The present in vitro and ex vivo studies focused on the architecture of the ECM fiber network and how the latter is protected from glycation when using different antiglycation agents. Results demonstrated that GGO reduced in vitro-induced glycation of type I collagen by almost 60%. Furthermore, it restored the expression of fibrillin-1 inhibited by glycation and allowed for a tissue retraction of almost 50% in stimulating the metabolism of the fibroblasts.
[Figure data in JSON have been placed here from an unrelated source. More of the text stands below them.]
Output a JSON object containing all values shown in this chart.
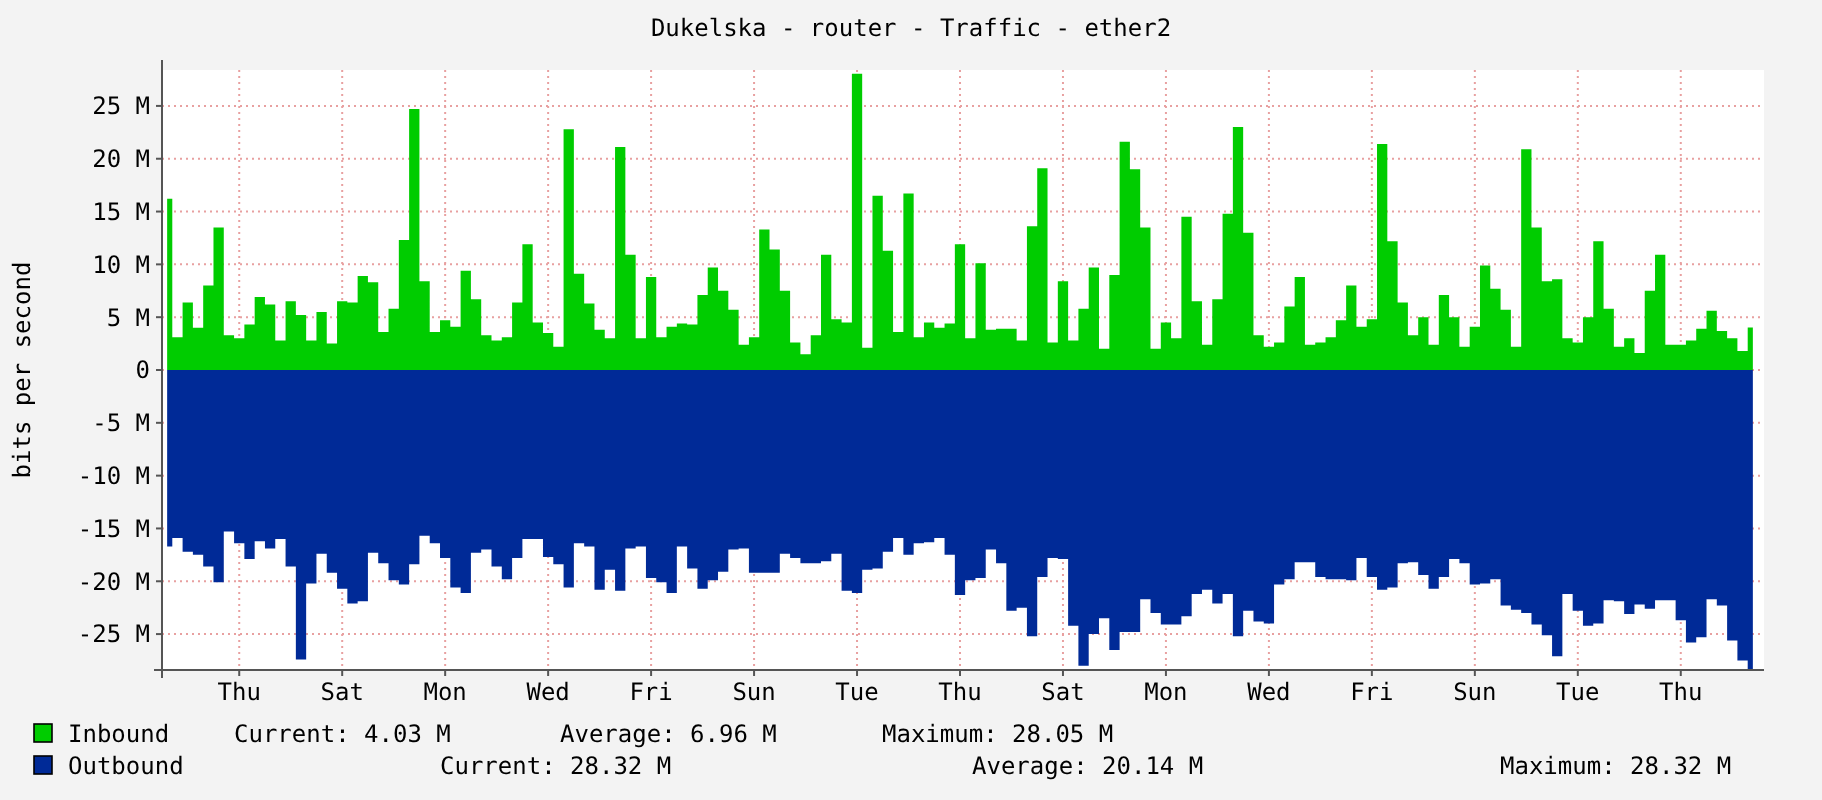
{
  "chart_data": {
    "type": "area",
    "title": "Dukelska - router - Traffic - ether2",
    "ylabel": "bits per second",
    "categories": [
      null,
      null,
      null,
      null,
      null,
      null,
      null,
      "Thu",
      null,
      null,
      null,
      null,
      null,
      null,
      null,
      null,
      null,
      "Sat",
      null,
      null,
      null,
      null,
      null,
      null,
      null,
      null,
      null,
      "Mon",
      null,
      null,
      null,
      null,
      null,
      null,
      null,
      null,
      null,
      "Wed",
      null,
      null,
      null,
      null,
      null,
      null,
      null,
      null,
      null,
      "Fri",
      null,
      null,
      null,
      null,
      null,
      null,
      null,
      null,
      null,
      "Sun",
      null,
      null,
      null,
      null,
      null,
      null,
      null,
      null,
      null,
      "Tue",
      null,
      null,
      null,
      null,
      null,
      null,
      null,
      null,
      null,
      "Thu",
      null,
      null,
      null,
      null,
      null,
      null,
      null,
      null,
      null,
      "Sat",
      null,
      null,
      null,
      null,
      null,
      null,
      null,
      null,
      null,
      "Mon",
      null,
      null,
      null,
      null,
      null,
      null,
      null,
      null,
      null,
      "Wed",
      null,
      null,
      null,
      null,
      null,
      null,
      null,
      null,
      null,
      "Fri",
      null,
      null,
      null,
      null,
      null,
      null,
      null,
      null,
      null,
      "Sun",
      null,
      null,
      null,
      null,
      null,
      null,
      null,
      null,
      null,
      "Tue",
      null,
      null,
      null,
      null,
      null,
      null,
      null,
      null,
      null,
      "Thu",
      null,
      null,
      null,
      null,
      null,
      null,
      null
    ],
    "series": [
      {
        "name": "Inbound",
        "color": "#00cc00",
        "values": [
          16.2,
          3.1,
          6.4,
          4.0,
          8.0,
          13.5,
          3.3,
          3.0,
          4.3,
          6.9,
          6.2,
          2.8,
          6.5,
          5.2,
          2.8,
          5.5,
          2.5,
          6.5,
          6.4,
          8.9,
          8.3,
          3.6,
          5.8,
          12.3,
          24.7,
          8.4,
          3.6,
          4.7,
          4.1,
          9.4,
          6.7,
          3.3,
          2.8,
          3.1,
          6.4,
          11.9,
          4.5,
          3.5,
          2.2,
          22.8,
          9.1,
          6.3,
          3.8,
          3.0,
          21.1,
          10.9,
          3.0,
          8.8,
          3.1,
          4.1,
          4.4,
          4.3,
          7.1,
          9.7,
          7.5,
          5.7,
          2.4,
          3.1,
          13.3,
          11.4,
          7.5,
          2.6,
          1.5,
          3.3,
          10.9,
          4.8,
          4.5,
          28.05,
          2.1,
          16.5,
          11.3,
          3.6,
          16.7,
          3.1,
          4.5,
          4.0,
          4.4,
          11.9,
          3.0,
          10.1,
          3.8,
          3.9,
          3.9,
          2.8,
          13.6,
          19.1,
          2.6,
          8.4,
          2.8,
          5.8,
          9.7,
          2.0,
          9.0,
          21.6,
          19.0,
          13.5,
          2.0,
          4.5,
          3.0,
          14.5,
          6.5,
          2.4,
          6.7,
          14.8,
          23.0,
          13.0,
          3.3,
          2.2,
          2.6,
          6.0,
          8.8,
          2.4,
          2.6,
          3.1,
          4.7,
          8.0,
          4.1,
          4.8,
          21.4,
          12.2,
          6.4,
          3.3,
          5.0,
          2.4,
          7.1,
          5.0,
          2.2,
          4.1,
          9.9,
          7.7,
          5.7,
          2.2,
          20.9,
          13.5,
          8.4,
          8.6,
          3.0,
          2.6,
          5.0,
          12.2,
          5.8,
          2.2,
          3.0,
          1.6,
          7.5,
          10.9,
          2.4,
          2.4,
          2.8,
          3.9,
          5.6,
          3.7,
          3.0,
          1.8,
          4.03
        ]
      },
      {
        "name": "Outbound",
        "color": "#002a97",
        "values": [
          -16.7,
          -15.9,
          -17.2,
          -17.5,
          -18.6,
          -20.1,
          -15.3,
          -16.4,
          -17.9,
          -16.2,
          -16.9,
          -16.0,
          -18.6,
          -27.4,
          -20.2,
          -17.4,
          -19.2,
          -20.7,
          -22.1,
          -21.9,
          -17.3,
          -18.3,
          -19.9,
          -20.3,
          -18.4,
          -15.7,
          -16.4,
          -17.8,
          -20.6,
          -21.1,
          -17.3,
          -17.0,
          -18.6,
          -19.8,
          -17.8,
          -16.0,
          -16.0,
          -17.7,
          -18.4,
          -20.6,
          -16.4,
          -16.7,
          -20.8,
          -18.9,
          -20.9,
          -16.9,
          -16.7,
          -19.7,
          -20.1,
          -21.1,
          -16.7,
          -18.8,
          -20.7,
          -19.9,
          -19.1,
          -17.0,
          -16.9,
          -19.2,
          -19.2,
          -19.2,
          -17.4,
          -17.8,
          -18.3,
          -18.3,
          -18.1,
          -17.4,
          -20.9,
          -21.1,
          -18.9,
          -18.8,
          -17.2,
          -15.9,
          -17.5,
          -16.4,
          -16.3,
          -15.9,
          -17.5,
          -21.3,
          -19.9,
          -19.7,
          -17.0,
          -18.3,
          -22.8,
          -22.5,
          -25.2,
          -19.6,
          -17.8,
          -17.9,
          -24.2,
          -28.0,
          -25.0,
          -23.5,
          -26.5,
          -24.8,
          -24.8,
          -21.7,
          -23.0,
          -24.1,
          -24.1,
          -23.3,
          -21.2,
          -20.8,
          -22.1,
          -21.2,
          -25.2,
          -22.8,
          -23.8,
          -24.0,
          -20.3,
          -19.8,
          -18.2,
          -18.2,
          -19.6,
          -19.8,
          -19.8,
          -19.9,
          -17.8,
          -19.6,
          -20.8,
          -20.6,
          -18.3,
          -18.2,
          -19.4,
          -20.7,
          -19.6,
          -17.9,
          -18.3,
          -20.3,
          -20.2,
          -19.8,
          -22.3,
          -22.7,
          -23.0,
          -24.1,
          -25.1,
          -27.1,
          -21.2,
          -22.8,
          -24.2,
          -24.0,
          -21.8,
          -21.9,
          -23.1,
          -22.2,
          -22.6,
          -21.8,
          -21.8,
          -23.7,
          -25.8,
          -25.3,
          -21.7,
          -22.3,
          -25.6,
          -27.5,
          -28.32
        ]
      }
    ],
    "ylim": [
      -28.4,
      28.4
    ],
    "yticks": [
      {
        "value": -25,
        "label": "-25 M"
      },
      {
        "value": -20,
        "label": "-20 M"
      },
      {
        "value": -15,
        "label": "-15 M"
      },
      {
        "value": -10,
        "label": "-10 M"
      },
      {
        "value": -5,
        "label": "-5 M"
      },
      {
        "value": 0,
        "label": "0"
      },
      {
        "value": 5,
        "label": "5 M"
      },
      {
        "value": 10,
        "label": "10 M"
      },
      {
        "value": 15,
        "label": "15 M"
      },
      {
        "value": 20,
        "label": "20 M"
      },
      {
        "value": 25,
        "label": "25 M"
      }
    ],
    "grid": true,
    "legend": "bottom",
    "annotations": [
      "Current: 4.03 M",
      "Average: 6.96 M",
      "Maximum: 28.05 M",
      "Current: 28.32 M",
      "Average: 20.14 M",
      "Maximum: 28.32 M"
    ]
  }
}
GGO stimulated the regenerative capacity of skin fibroblasts and inhibited MMP-12 by 58% reaching almost the inhibition potential of the current standard control OA (60%). Inhibition of MMP-12 is particularly important as it is partially responsible for the age-dependent fragmentation of the elastic fibers.²⁹ Conversely, GG, which is well-known for its antiglycation potential, only inhibited MMP-12 by 10%.

We acknowledge that our investigational approaches did not study cell–cell and cell–ECM signaling events or ECM environment including its interaction with the basal membrane, processes that might contribute to the dermal fibroblast dysfunction observed in aging skin.^30,31 Furthermore, the immunohistochemical approach we had chosen did not allow to clearly distinguish the expression of fibrillin-1 fibers from the eventuality of a modified antibody response to a change in the structure of the microfibrils. Another issue that may raise questioning resides in the choice of different concentrations of GGO. Therefore, the reason was the fact that, depending on the experiments, identical doses of GGO may be cytotoxic. Therefore, we adapted the chosen doses to the study design. We agree that this does not allow comparing the results obtained from the different experiments. Nevertheless, we showed in different studies that the GGO restores the collagen retraction potential, inhibits MMP-12, and restores the immunofluorescence signal.

Conclusion

The present studies support the claim that GGO, by interfering with the glycation process, potentially protects different components of the dermal ECM from breakdown and disorganization as shown in Figure 5. A model of UV-irradiated skin explants is currently developed to investigate how topical application of GGO prevents UV-induced dermal modifications. Other studies are needed to confirm the validity of these study results.

Figure 5.

Mechanism of action of GGO on MMP-12, fibrillin-1, and collagen glycation after exposure to UVA light.

Abbreviations: GGO, glycylglycine oleamide; MMP, matrix metalloproteinase; ECM, extracellular matrix; UV, ultraviolet A.